The tests are written as py.test unit tests.
This facilitates the handling of fixtures and allows to instrument tests nicely, e.g., write a test once and run it against various combinations of clients.
To install the python dependencies and bitcoind
use the following:
apt-get install bitcoind python3 python3-pip
pip3 install -r requirements.txt
We suggest running this in a virtualenv in order to guard against changing dependencies.

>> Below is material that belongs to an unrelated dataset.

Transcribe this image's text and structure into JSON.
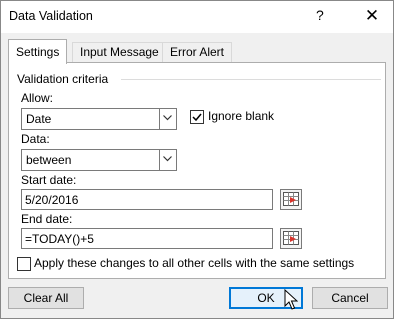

We currently do not bundle the binaries that we test against. In order for the tests to run you'll need to compile the various clients and move/link the binaries into the directories where the tests can find them. Please refer to the various compilation instructions and make sure that the structure matches the following diagram:
├── btcd
├── eclair
│ └── eclair-node.jar
├── lightningd
│ ├── lightningd
│ ├── lightningd_channel
│ ├── lightningd_gossip
│ ├── lightningd_handshake
│ ├── lightningd_hsm
│ └── lightningd_opening
└── lnd
└── lnd
The binaries for lightningd
and lnd
should be pretty self-explanatory.
The binary artifact for eclair
is the jar
-file containing all dependencies for the eclair-node
subproject.
It is usually called eclair-node_X.Y.Z-SNAPSHOT-XXXXXX-capsule-fat.jar
and can be found in the target
subdirectory.
The tests rely on py.test to create fixtures, wire them into the tests and run the tests themselves. Execute all tests by running
py.test -v test.py
This will run through all possible combinations of the implementations and report success/failure for each one.

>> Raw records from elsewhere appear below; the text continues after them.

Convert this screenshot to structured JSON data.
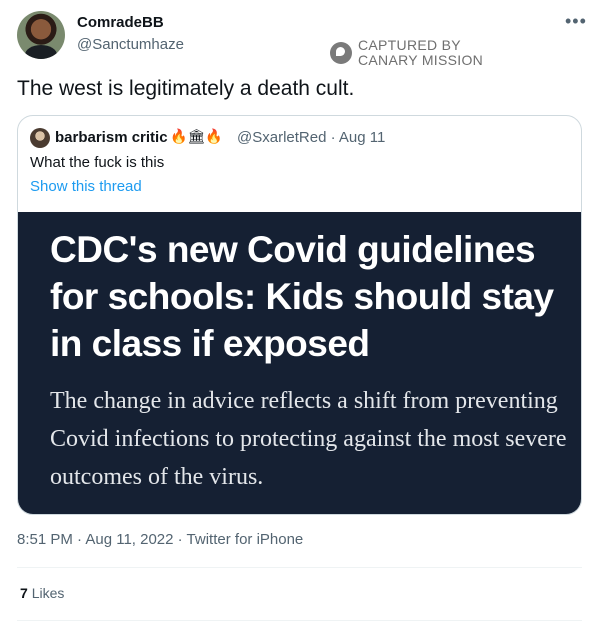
{
  "author": {
    "display_name": "ComradeBB",
    "handle": "@Sanctumhaze"
  },
  "watermark": {
    "line1": "CAPTURED BY",
    "line2": "CANARY MISSION"
  },
  "tweet": {
    "text": "The west is legitimately a death cult.",
    "timestamp": "8:51 PM · Aug 11, 2022 · Twitter for iPhone",
    "like_count": "7",
    "like_label": "Likes"
  },
  "quote": {
    "display_name": "barbarism critic",
    "badges": "🔥🏛🔥",
    "handle_date": "@SxarletRed · Aug 11",
    "text": "What the fuck is this",
    "show_thread": "Show this thread",
    "image": {
      "headline": "CDC's new Covid guidelines for schools: Kids should stay in class if exposed",
      "subhead": "The change in advice reflects a shift from preventing Covid infections to protecting against the most severe outcomes of the virus."
    }
  },
  "icons": {
    "more": "more-options-icon",
    "watermark": "canary-logo-icon"
  },
  "colors": {
    "link": "#1d9bf0",
    "secondary_text": "#536471",
    "image_bg": "#152033"
  }
}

To run only tests involving a certain implementation you can also run the following (taking lightningd
as an example):
py.test -v test.py -k LightningNode
Not sure where a test dies? Make the whole thing extremely verbose with this:
TEST_DEBUG=1 py.test -v test.py -s -k 'testConnect[EclairNode_LightningNode]'
Should you want to jump into an interactive session if something is about to fail run the following:
py.test -v test.py --pdb
This will run the tests until a failure would be recorded and start the python debugging console instead. In the console you have a python REPL that has access to the context of the current test, and you can interact with the clients via the RPCs to gather more information about what is going wrong.